= Joseph A. McDonald =

Joseph A. McDonald (December 6, 1866 - July 15, 1930) was a significant figure in the development of the Northeastern U.S. steel industry. As superintendent of the Ohio Works of the Carnegie Steel Company, in Youngstown, Ohio, McDonald oversaw construction of one of the largest steel-production plants in the country.

== Early years ==
McDonald was born in Braddock, Pennsylvania, to Patrick and Christiana McDonald. He became involved in the steel industry at an early age and rose quickly to positions of responsibility. After completing an apprenticeship in the Pittsburgh area, McDonald went on to gain further experience in Bellaire, Ohio.

== Industrial management career ==
McDonald relocated from Bellaire to Youngstown, Ohio, in 1893, shortly after the opening of the Ohio Steel Company plant in that city. He initially worked as night foreman of the Bessemer plant but later rose to the position of department superintendent. He was promoted to the position of assistant superintendent when the Ohio Works became a steel corporation subsidiary.
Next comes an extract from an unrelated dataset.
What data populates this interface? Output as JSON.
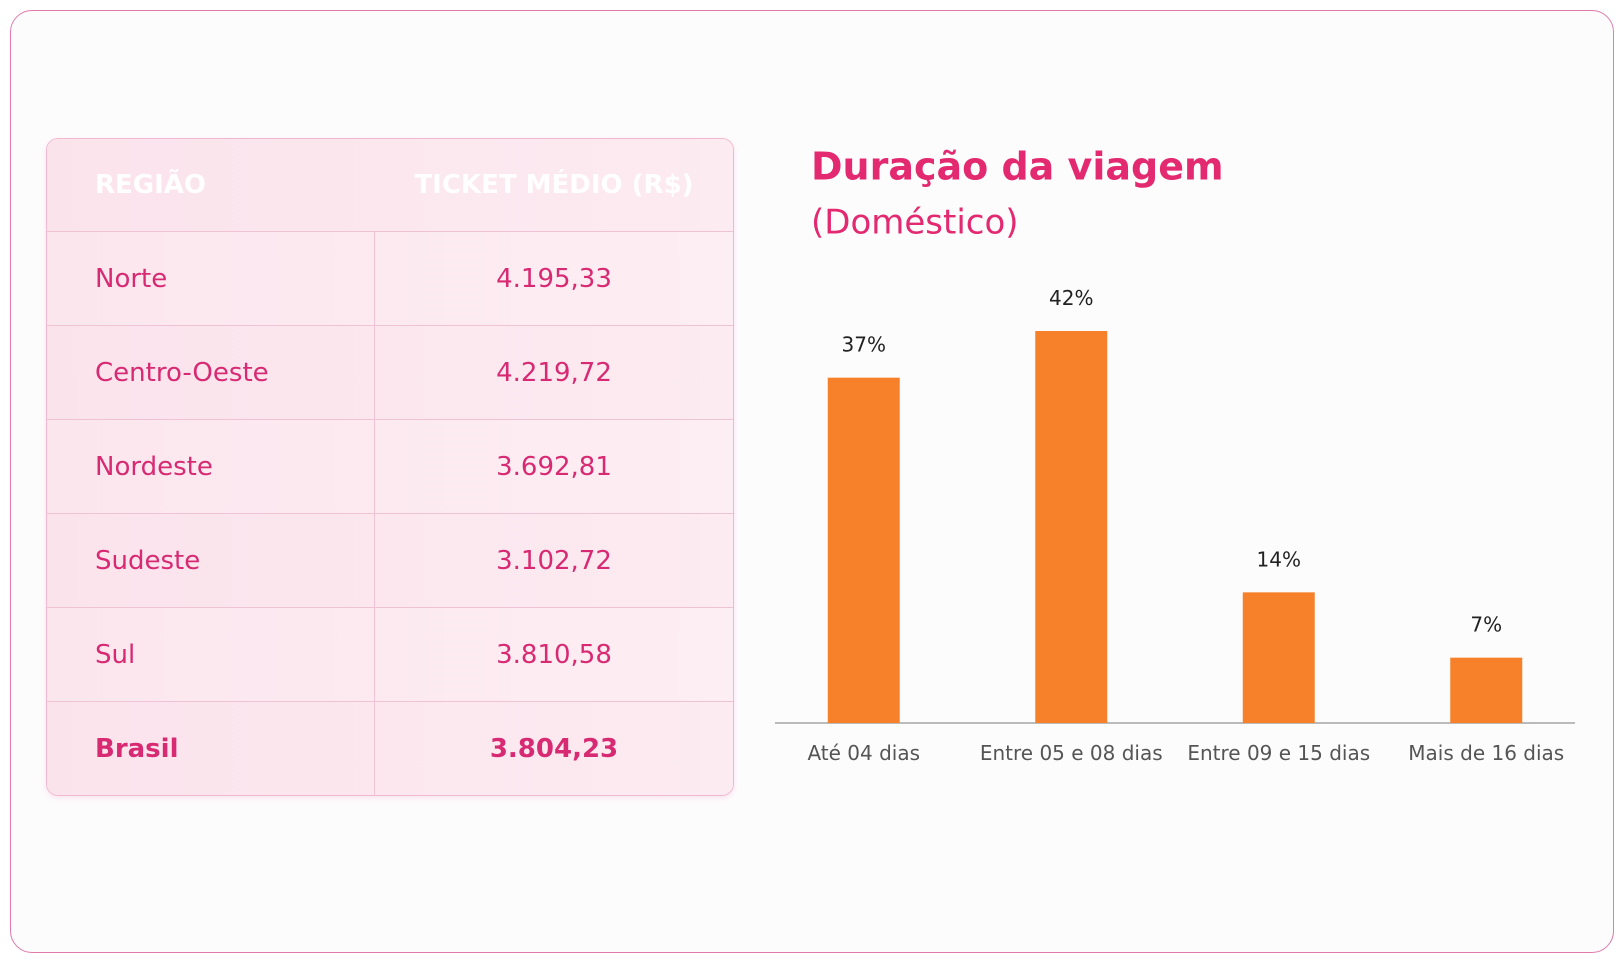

When his brother, Thomas G. McDonald, became general manager of the Youngstown district of the Carnegie Steel Company, Joseph McDonald was elevated to the position of superintendent of the Ohio Works. During his tenure as superintendent, McDonald worked closely with Pittsburgh engineer B.R. Shover when he designed the Ohio Works' mammoth steel-production facilities.

Meanwhile, McDonald oversaw the development of recreational facilities, athletic playing fields, and organized sports for Ohio Works employees. Along with his brother, Thomas, he co-founded a minor league baseball team, the Youngstown Ohio Works, which won the premier championship of the Ohio–Pennsylvania League in 1905 and took the league pennant again in 1906. McDonald also sponsored the Youngstown Champs, which replaced the Ohio Works team and won the league championship in 1907.

== Later years ==
In 1912, McDonald became superintendent of the Cambria Steel Company, in Johnstown, Pennsylvania. He was later associated with the Jones & Laughlin Corporation. During World War I, he became involved with the Federal War Industries Board.

He died in Pittsburgh, Pennsylvania, on July 15, 1930 of complications from Baker's Cyst, just three days after the death of his elder brother, Thomas McDonald, in Youngstown. Funeral services were held at the Orr Funeral Home, and McDonald's remains were interred at Oak Hill Cemetery, in Youngstown. In a eulogy prepared by Dr. W. E. Hammaker, pastor of Youngstown's Trinity Methodist Episcopal Church, McDonald was described as a "great industrialist, a civic reformer, and a true philosopher".